North of the border, the Police Service of Northern Ireland’s only response to date has been to call into question the second document’s authenticity -- by contracting a researcher to review two official files -- thus implying RTE had manufactured evidence.

RTE has managed to demolish this challenge by cross-referencing the document its researcher found in Galway with an official file kept in the National Archives in Kew. There was no mystery about it, said RTE producer Rita O’Reilly.

The Irish government, in contrast, has -- uniquely -- referred its original case back to the European Court, which has yet to decide whether to order a rehearing.

Meanwhile, back in Belfast a High Court judge has heard the evidence and retired to consider his ruling on whether there should be an independent, effective investigation or whether there has already been one.

He has to decide whether the “Five Techniques” amounted to torture, whether British government ministers ordered it, whether any deadlines for legal action have been crossed and whether a new investigation is justified.

Hugh Southey QC, for the “Hooded Men,” asked if it was right that a government can withhold evidence for so long that a deadline passes for taking action based on that evidence? There was, he said, a deliberate attempt to disguise the level of government liability.

No attention seems to have been paid, he said, to questioning the two witnesses still living who might be able to shed light on the “Five Techniques” -- the noble lords Carrington and Balneil; the latter said in court to have witnessed RUC men being trained for the torture.

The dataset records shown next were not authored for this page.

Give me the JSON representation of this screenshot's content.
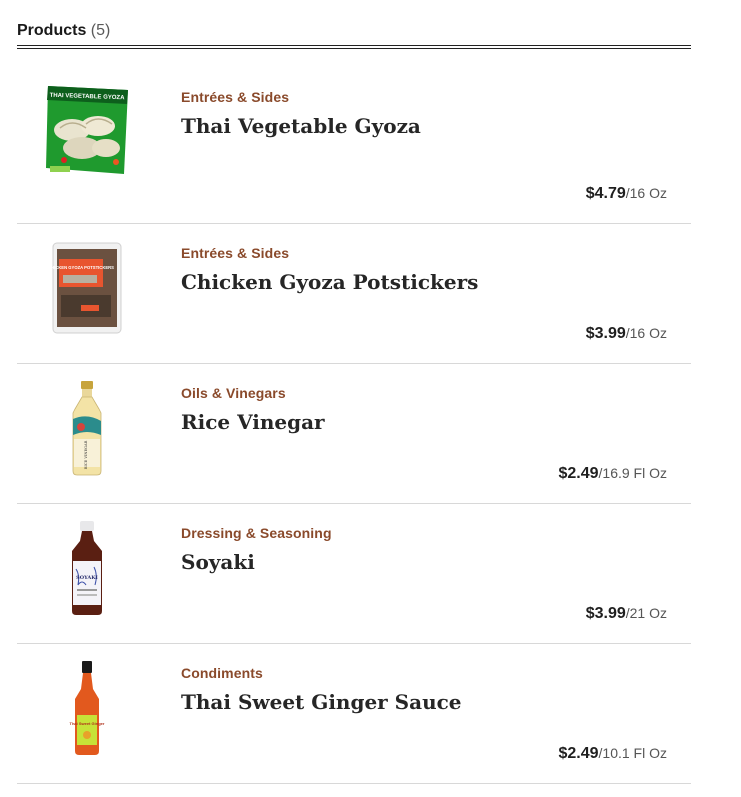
{
  "header": {
    "title": "Products",
    "count": "(5)"
  },
  "products": [
    {
      "category": "Entrées & Sides",
      "name": "Thai Vegetable Gyoza",
      "price": "$4.79",
      "unit": "/16 Oz",
      "image_label": "THAI VEGETABLE GYOZA"
    },
    {
      "category": "Entrées & Sides",
      "name": "Chicken Gyoza Potstickers",
      "price": "$3.99",
      "unit": "/16 Oz",
      "image_label": "CHICKEN GYOZA POTSTICKERS"
    },
    {
      "category": "Oils & Vinegars",
      "name": "Rice Vinegar",
      "price": "$2.49",
      "unit": "/16.9 Fl Oz",
      "image_label": "RICE VINEGAR"
    },
    {
      "category": "Dressing & Seasoning",
      "name": "Soyaki",
      "price": "$3.99",
      "unit": "/21 Oz",
      "image_label": "SOYAKI"
    },
    {
      "category": "Condiments",
      "name": "Thai Sweet Ginger Sauce",
      "price": "$2.49",
      "unit": "/10.1 Fl Oz",
      "image_label": "Thai Sweet Ginger"
    }
  ]
}
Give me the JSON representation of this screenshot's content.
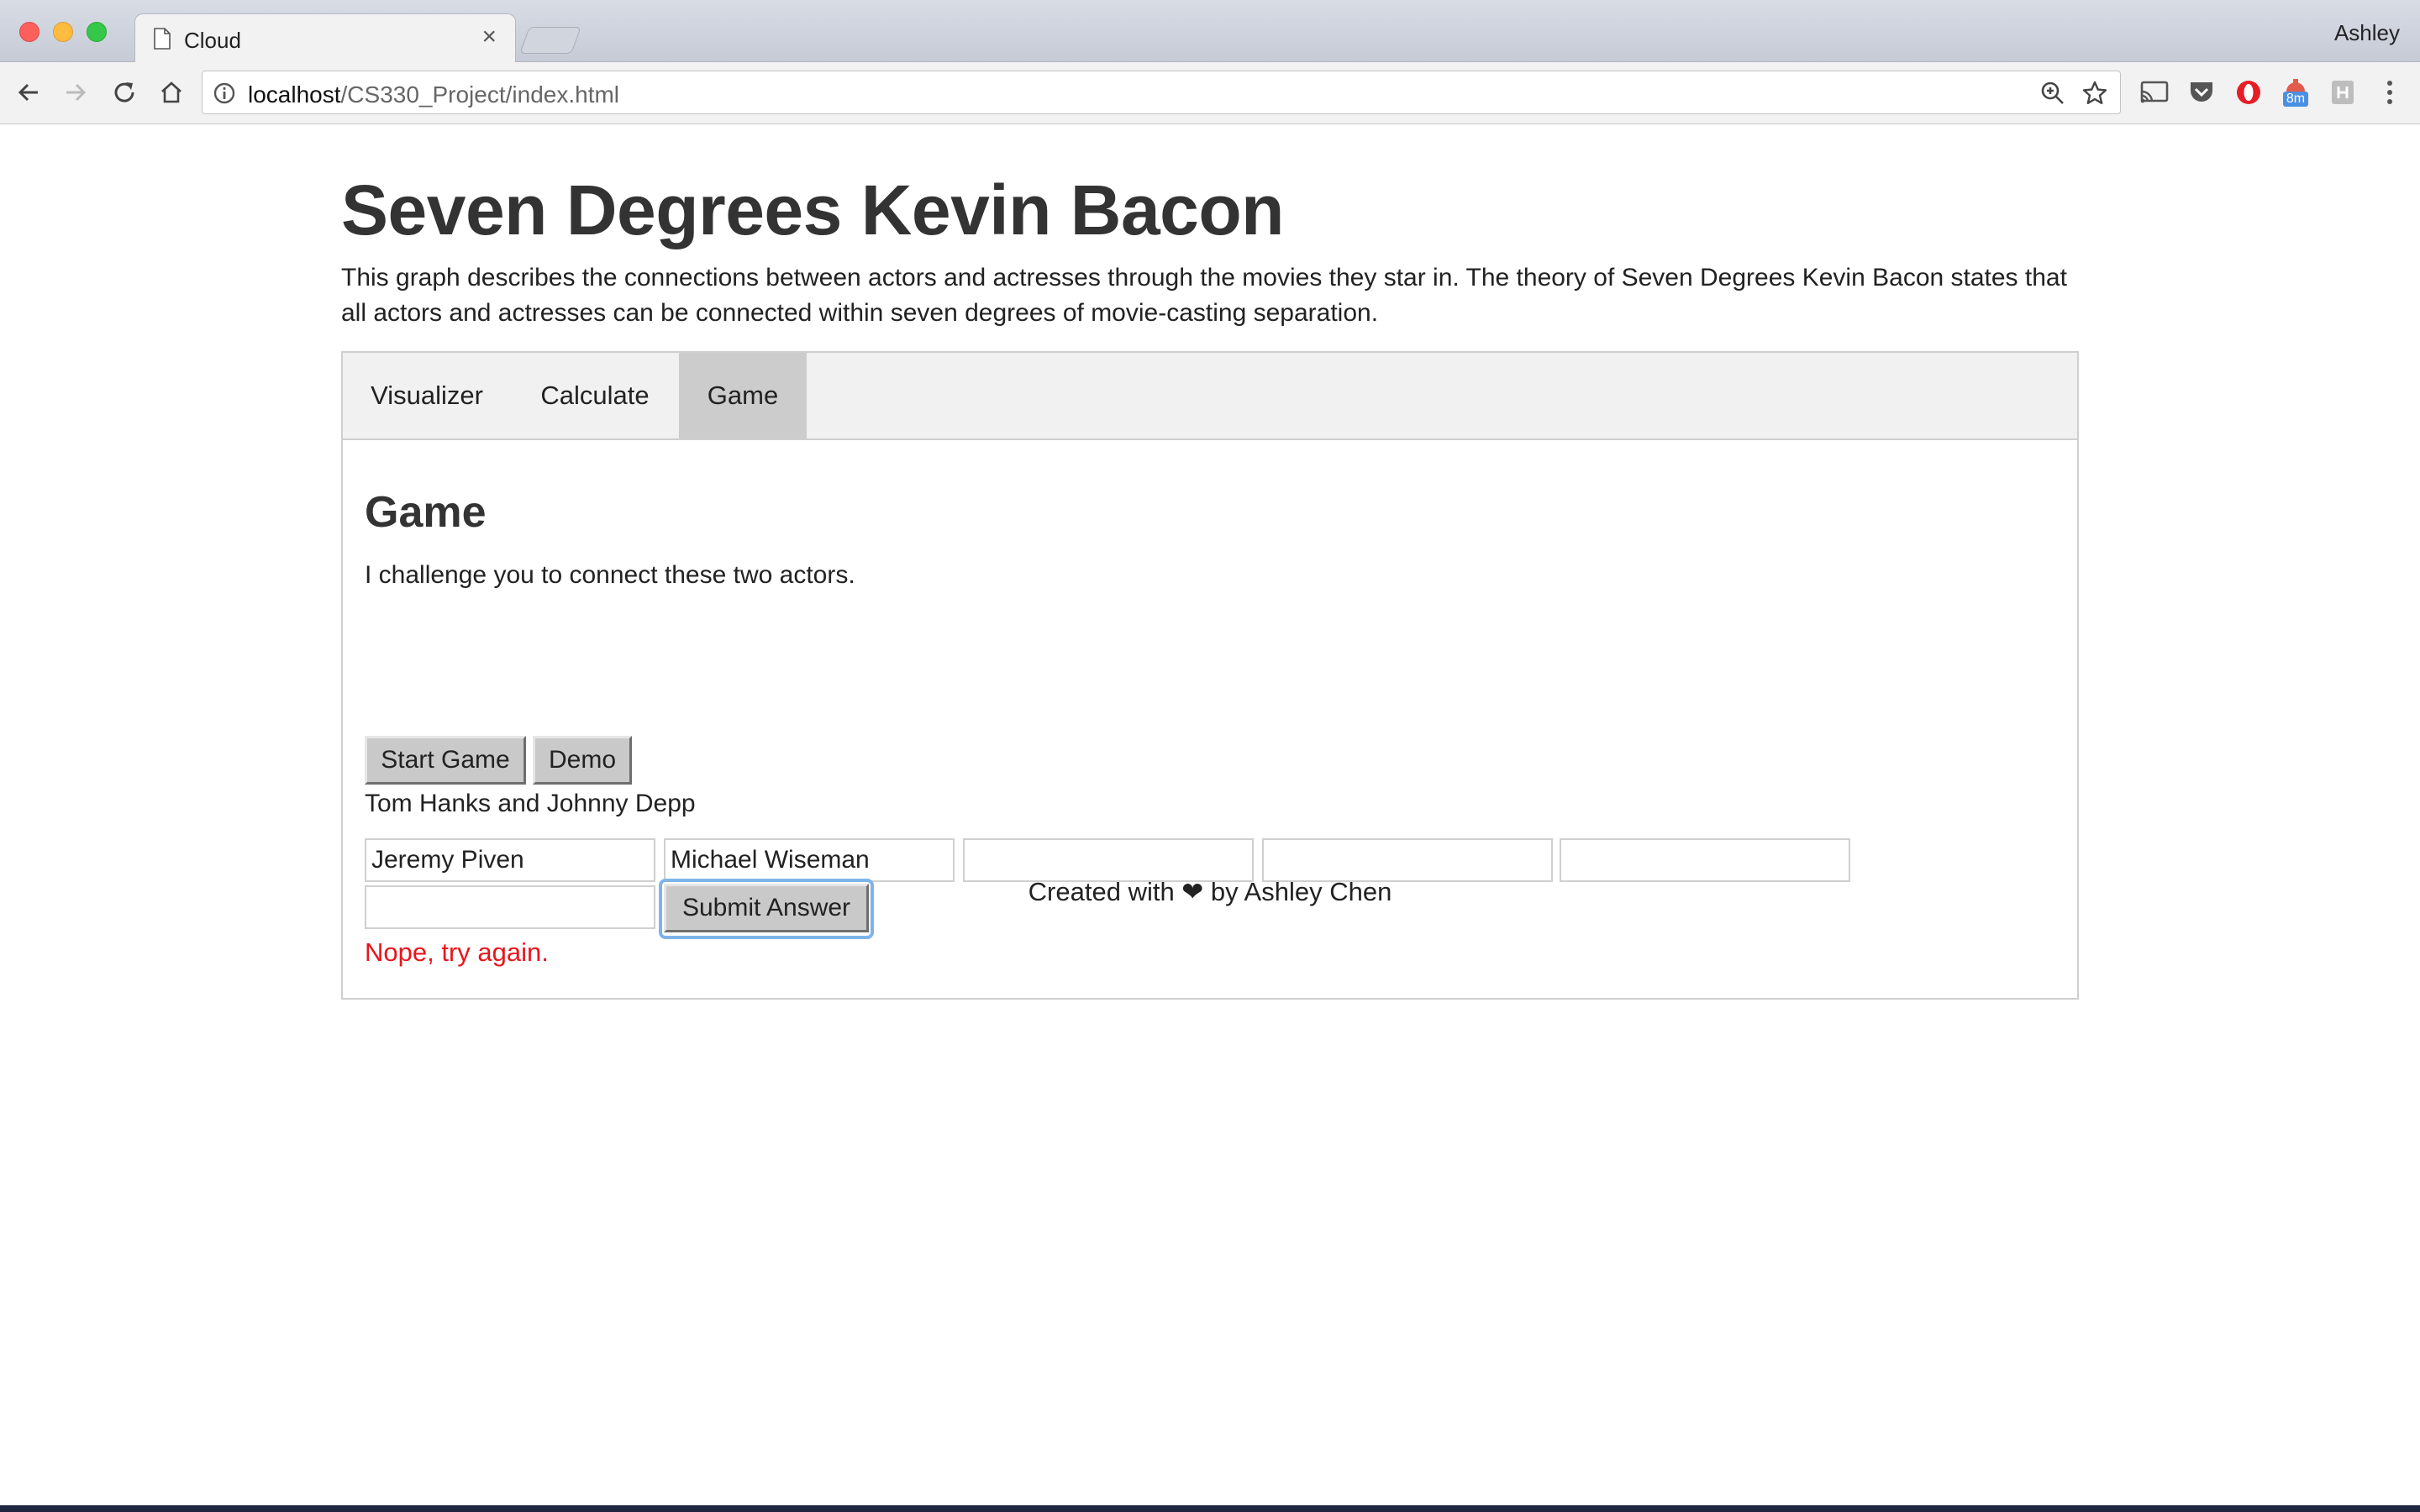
{
  "browser": {
    "tab_title": "Cloud",
    "tab_close": "×",
    "profile_name": "Ashley",
    "url_host": "localhost",
    "url_path": "/CS330_Project/index.html",
    "extension_badge": "8m",
    "badge_color": "#4a90e2"
  },
  "page": {
    "title": "Seven Degrees Kevin Bacon",
    "intro": "This graph describes the connections between actors and actresses through the movies they star in. The theory of Seven Degrees Kevin Bacon states that all actors and actresses can be connected within seven degrees of movie-casting separation.",
    "tabs": [
      {
        "label": "Visualizer",
        "active": false
      },
      {
        "label": "Calculate",
        "active": false
      },
      {
        "label": "Game",
        "active": true
      }
    ],
    "game": {
      "heading": "Game",
      "description": "I challenge you to connect these two actors.",
      "start_button": "Start Game",
      "demo_button": "Demo",
      "pair": "Tom Hanks and Johnny Depp",
      "answers": [
        "Jeremy Piven",
        "Michael Wiseman",
        "",
        "",
        "",
        ""
      ],
      "submit_button": "Submit Answer",
      "feedback": "Nope, try again.",
      "feedback_color": "#e8161c"
    },
    "footer": "Created with ❤ by Ashley Chen"
  }
}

Karen Quinliven QC for Sean McKenna’s family said the crown case was “preposterous.” The RUC had realised the “Five Techniques” were illegal, she said, and since 1975, the state knew McKenna had died as a result of the torture, yet no investigation was carried out.

Her description of McKenna’s condition remains long in the memory.

Confused, suicidal, broken, suffering from constant headaches, unable to look after himself, he died in St John of God’s Hospital in Dublin.

His son, also Sean, who had been interned alongside his father in 1971, later took part in the 1980 hunger strike that preceded Bobby Sands’s fast to the death. Sean Jnr, who also never recovered, took his own life in 2008.